Страсть как жаждали славы гениальные кофеманы и выпивохи, жаждали напечататься, громко прославиться, но не так, как московские погремушки. Мечтали проснуться знаменитыми, жаждали всемирной, а то и надмирной славы. По гамбургскому счёту? Нет, берите выше – по счёту «Сайгона»! Никак иначе! И потому пренебрежительно поглядывали на тех, вроде бы удачливых, кому доводилось что-то опубликовать, что-то, приемлемое для властей, тиснуть… но Кушнер – поэт, тонкий поэт!
Ему, конечно, тайно завидовали.
Бродский крепился.
Довлатов сник.
Рубин, чтобы растормошить могучего друга, стал пересказывать Тропову бессмертные остроты Довлатова.
Довлатов благодарно откликнулся, пересказал стоящую иных антологий юмора остроту Рубина. – Представляете, Рубина спрашивают, где живёт Бродский, а Рубин отвечает, что не знает, где живёт, но знает зато, что умирать приходит на Васильевский остров.
– Нет ли хохм посвежее? – поморщился Тропов; Бродский, порозовев, притворился, что ничего не слышит.
– Будут, будут и посвежее, – обнадёжил Довлатов, прорычал, передразнивая Аймана, – славы, славы…
Да, чуть в сторонке сорил собственными остротами Айман… и какая-то абракадабра неслась, как если бы Айман, мучительно перебирая слова, искал заголовок: бесславье гениев, возжелавших славы… славное начало, бесславное начало…
Кто-то из стукачей демонстративно настраивал транзистор; запел Эмиль Горовец и сразу – треск, позывные Би-би-си, родной хрип, кашель Анатолия Максимовича Гольдберга.
– Заткнуть уши, не поддаваться на провокации! – приказал Шанский.
– Как тебе «Золотые плоды»? – спросил Тропов.
– Неожиданно! Не сразу раскусил.
– И я не сразу, потом заскучал, – пустовато внутри. Сплошные отражения, сплошное эхо, нет натуральности.
– Привыкай, из нового романа всё натуральное изгоняется. Соснин вслушивался…сплошные отражения, нда-а.
Из транзистора стукача запели юные ливерпульцы.
Вбежала, тряся рыжими патлами, Милка, ей навстречу кинулся Шанский; подвёл к столику, Милка чмокнула Соснина.
Густые коричневые веснушки на скулах, резкая графика подведённых век, голубизна, хлынувшая из бездонных очей; на Милке клетчатое, сине-белое платье, короткий белый жакетик.
– У Бродского глаза такие живые, правда? – любовно осматривала ближайших гениев Милка.
Шанский заказал по двойному кофе.
– Мужчина, а рюмочку? – улыбнулась Милка и помахала подруге, прехорошенькой Таточке, интуристовской переводчице; Шанский покорно помчал в буфетный предбанник, где торговали бутербродами с сухой колбасой, коньяком, вином.
Тропов отодвинул чашку.

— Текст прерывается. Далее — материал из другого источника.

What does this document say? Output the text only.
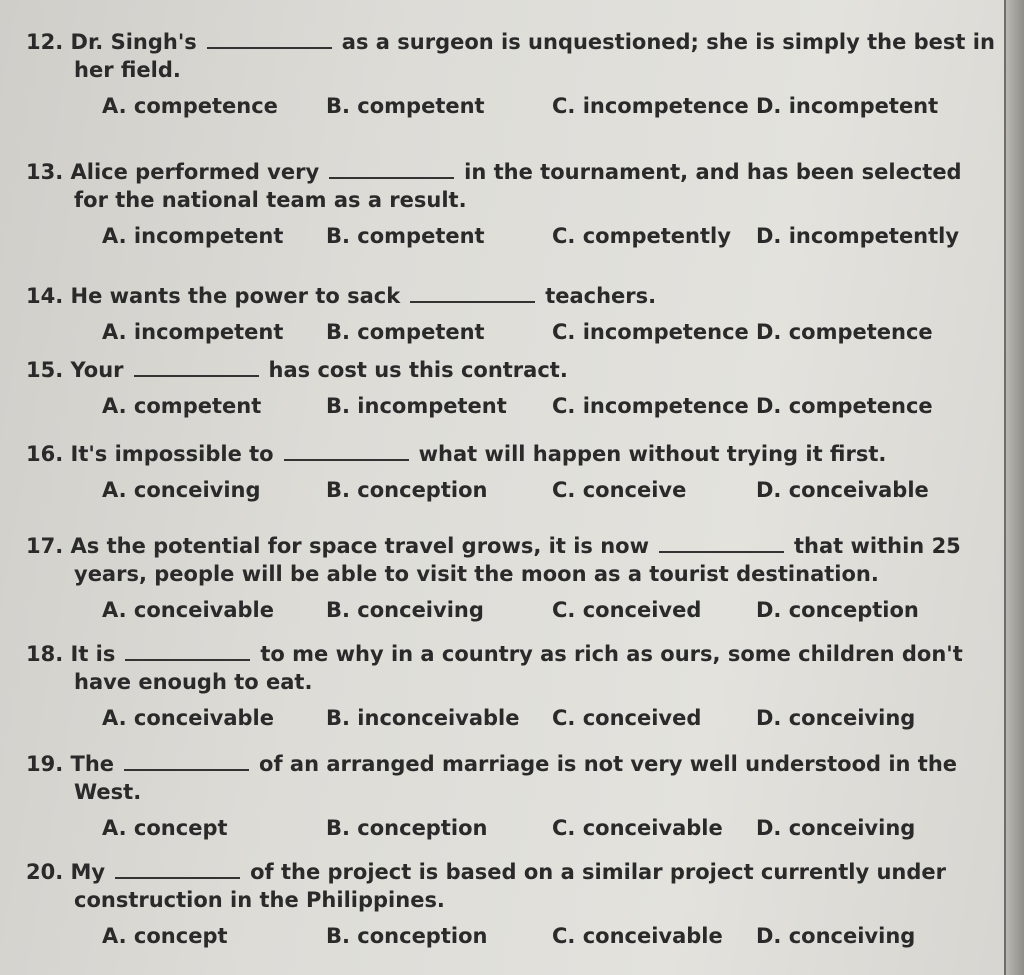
12. Dr. Singh's	as a surgeon is unquestioned; she is simply the best in
her field.
A. competence B. competent	C. incompetence D. incompetent
13. Alice performed very	in the tournament, and has been selected
for the national team as a result.
A. incompetent B. competent	C. competently D. incompetently
14. He wants the power to sack	teachers.
A. incompetent B. competent	C. incompetence D. competence
15. Your	has cost us this contract.
A. competent	B. incompetent C. incompetence D. competence
16. It's impossible to	what will happen without trying it first.
A. conceiving	B. conception	C. conceive	D. conceivable
17. As the potential for space travel grows, it is now	that within 25
years, people will be able to visit the moon as a tourist destination.
A. conceivable B. conceiving	C. conceived	D. conception
18. It is	to me why in a country as rich as ours, some children don't
have enough to eat.
A. conceivable B. inconceivable C. conceived	D. conceiving
19. The	of an arranged marriage is not very well understood in the
West.
A. concept	B. conception	C. conceivable D. conceiving
20. My	of the project is based on a similar project currently under
construction in the Philippines.
A. concept	B. conception	C. conceivable D. conceiving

Таточка уколола большое сердце? Вполне могла – стремительная, в узких брючках, сиренево-лиловой кофточке с затейливыми разводами. Да, Таточка!
Тропов проводил любопытным взглядом…
– Валерку ждёте? – уселась Таточка, поставивила на столик лакированную сумочку; Милка пожала плечиками.
Столик был у окна, Соснин смотрел на мокрый Владимирский, подъехал к остановке трамвай, «девятка»; немытое стекло еле просеивало серенький свет.
– У Бродского глаза живые, но бывает, брызжут наглостью или… не замечают… в себя уходит и больше никто для него не существует.